La lecture de ces quelques lignes traduit indubitablement le réel souci de Rops d’être perçu en tant que pionnier dans le domaine de la représentation moderne de la nudité.

[1] Lettre de Félicien Rops à Léon Dommartin. Paris, vendredi 19 juillet 1889. Paris, Fondation Custodia, 1972-A. 840. 

[2]  Edmond et Jules de Goncourt, [Ricatte, Robert éd.], Journal, tome 3, jeudi 15 mai 1890, Paris, Robert Laffont, 1989, p. 426.

[3] Lettre de Félicien Rops à Léon Dommartin, op.cit.

[4] Léon Dommartin (1839-1919). Écrivain belge dont le pseudonyme est Jean d’Ardenne. Auteur des Notes d’un vagabond, paru en 1887 avec un frontispice de Rops. En 1865, Dommartin crée avec Armand Gouzien (1839-1892) et Villiers de l’Isle Adam (1838-1889) la Revue des Arts et des Lettres à laquelle Rops devait participer. Rédacteur à La Chronique de Bruxelles, Dommartin suivra la défaite française de Sedan en compagnie de Rops et du jeune Camille Lemonnier (1844-1913). Dommartin figure parmi les principaux correspondants de Rops.
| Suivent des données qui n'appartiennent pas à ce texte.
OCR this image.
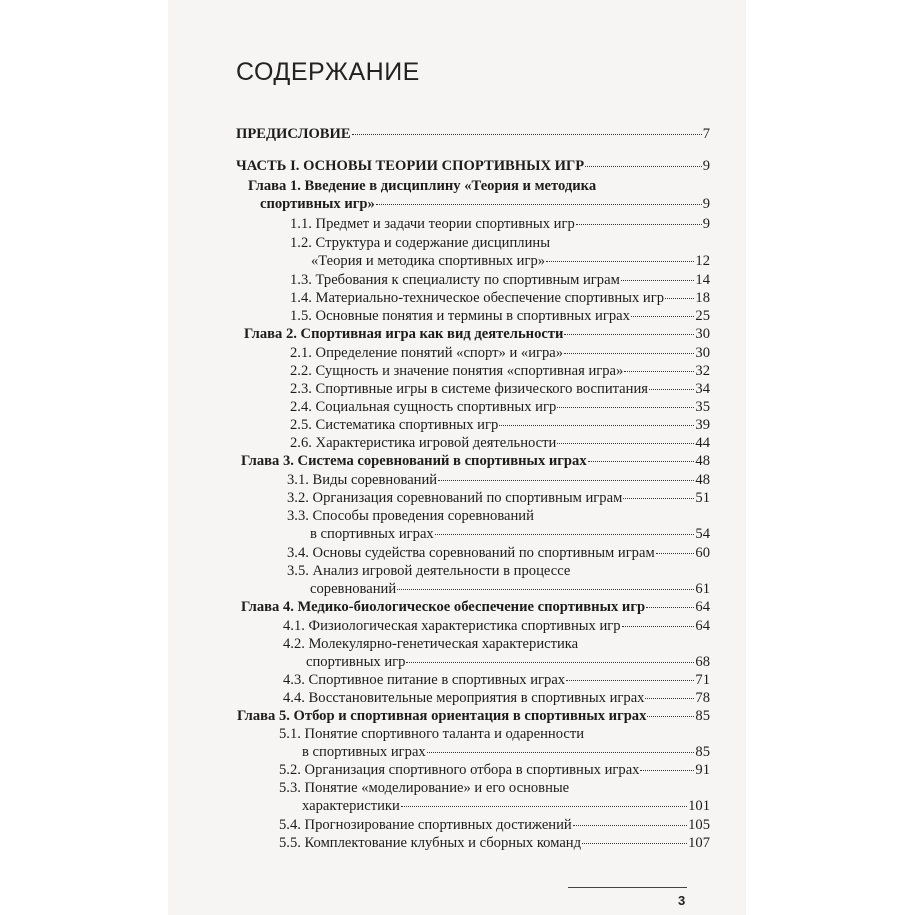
СОДЕРЖАНИЕ
ПРЕДИСЛОВИЕ	7
ЧАСТЬ I. ОСНОВЫ ТЕОРИИ СПОРТИВНЫХ ИГР	9
Глава 1. Введение в дисциплину «Теория и методика
спортивных игр»	9
1.1. Предмет и задачи теории спортивных игр	9
1.2. Структура и содержание дисциплины
«Теория и методика спортивных игр»	12
1.3. Требования к специалисту по спортивным играм	14
1.4. Материально-техническое обеспечение спортивных игр 18
1.5. Основные понятия и термины в спортивных играх	25
Глава 2. Спортивная игра как вид деятельности	30
2.1. Определение понятий «спорт» и «игра»	30
2.2. Сущность и значение понятия «спортивная игра»	32
2.3. Спортивные игры в системе физического воспитания	34
2.4. Социальная сущность спортивных игр	35
2.5. Систематика спортивных игр	39
2.6. Характеристика игровой деятельности	44
Глава 3. Система соревнований в спортивных играх	48
3.1. Виды соревнований	48
3.2. Организация соревнований по спортивным играм	51
3.3. Способы проведения соревнований
в спортивных играх	54
3.4. Основы судейства соревнований по спортивным играм	60
3.5. Анализ игровой деятельности в процессе
соревнований	61
Глава 4. Медико-биологическое обеспечение спортивных игр	64
4.1. Физиологическая характеристика спортивных игр	64
4.2. Молекулярно-генетическая характеристика
спортивных игр	68
4.3. Спортивное питание в спортивных играх	71
4.4. Восстановительные мероприятия в спортивных играх	78
Глава 5. Отбор и спортивная ориентация в спортивных играх	85
5.1. Понятие спортивного таланта и одаренности
в спортивных играх	85
5.2. Организация спортивного отбора в спортивных играх	91
5.3. Понятие «моделирование» и его основные
характеристики	101
5.4. Прогнозирование спортивных достижений	105
5.5. Комплектование клубных и сборных команд	107
3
[5] Lettre de Félicien Rops à Léon Dommartin. Paris, vendredi 19 juillet 1889. Paris, Fondation Custodia, 1972-A. 840.

[6] Id.

[7]  Eugène Demolder (1862-1919). Juriste et écrivain belge, lointain cousin de Rops du côté maternel, qui épousera la fille de l’artiste en 1895. Il est l’auteur d’une Étude patronymique sur Félicien Rops publiée dans la revue l’Art Moderne en 1892 qui sera reprise en volume en 1894. En 1901, Demolder a également abordé l’œuvre de Rops dans l’ouvrage : Trois contemporains : Henri de Braeckeleer, Constantin Meunier et Félicien Rops.

[8]  Henri Liesse (1849-1921). Romancier belge. Liesse fera partie du premier comité de rédaction du journal belge L’Artiste. Il comptera également au nombre des fondateurs de L’Art Libre, revue artistique et littéraire qui verra le jour à Bruxelles en 1871. Liesse est l’un des plus fidèles amis de Rops et fait partie de ses correspondants réguliers. Leur relation est attestée depuis 1872.

[9] Lettre de Félicien Rops à Eugène Demolder. s.l., s.d. [1893]. Collection Privée, Musée des lettres et manuscrits, BE003592.